Another legend tells of a farmer in the village of Shangtang in the province of Sheni, during the reign of Sui Wen-ti, an emperor of the Sui dynasty at the end of the sixth century. Every night, the story goes, the farmer heard a strange, imploring voice pleading for help. After a long search, he found the source of the voice: an underground root in the shape of a man--the manifestation of the Spirit of the Ground. When the man-shaped root was dug from the earth, the pleading voice stopped. For centuries afterward, this "sacred king of the herbs" was used as a prime medicine for almost all bodily and mental ills and for rejuvenating the body and spirit.
Today, the mystique of this fascinating plant lives on. Known as sang, tartar root, five-finger, and red berry, the plant is prized by Chinese, Koreans, and other Orientals, who use it to cure disorders of the nerves, lungs, and stomach, and to alleviate ills such as diabetes, anemia, arthritis, rheumatism, and impotence. In America today, it is mostly used as a demulcent and general tonic, particularly in Appalachia, where people use it to calm the heart. American Indians have long used ginseng to strengthen mental powers.
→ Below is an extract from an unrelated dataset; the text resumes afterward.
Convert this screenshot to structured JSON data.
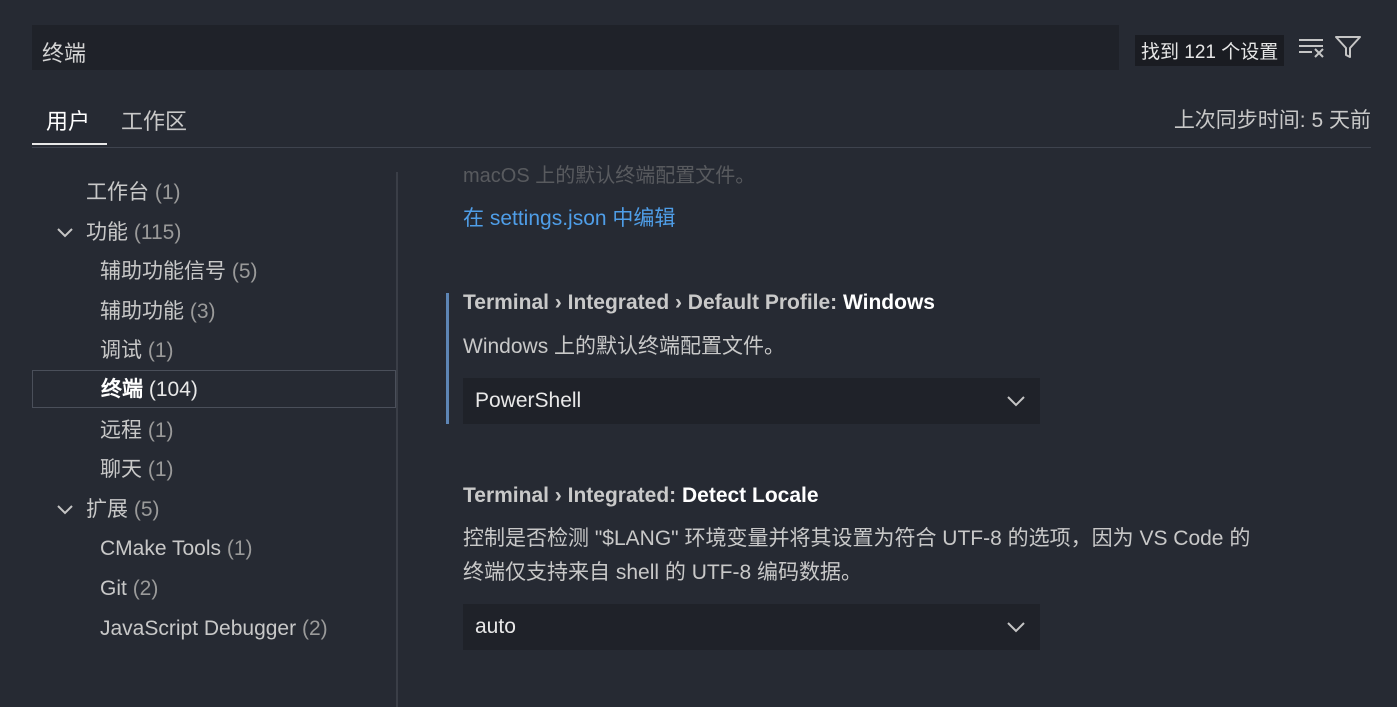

Modern Western research has been slow to analyze the medicinal nature of the plant, but independent university researchers have isolated specific glucoside compounds in the root that are associated with anti-fatigue and have effectively alleviated stress in laboratory animals.
With such famed healing properties, ginseng brings high, though fluctuating, prices on the Asian market--as high as $150 a pound for wild plants, or $20 a pound for cultivated. In 1887, wild American ginseng sold for $250 per pound. In South Korea, prices of $1,000, $2,000, even $10,000 have been paid for one perfect root.
The oriental species, Panax ginseng, grows in shaded deciduous forests in China, Korea, Japan, and the eastern part of Russia. The American species, Panax quinquefolius, grows mainly in the eastern part of North America, where the mountains and forests resemble those of China, and has now been introduced in the northwestern United States.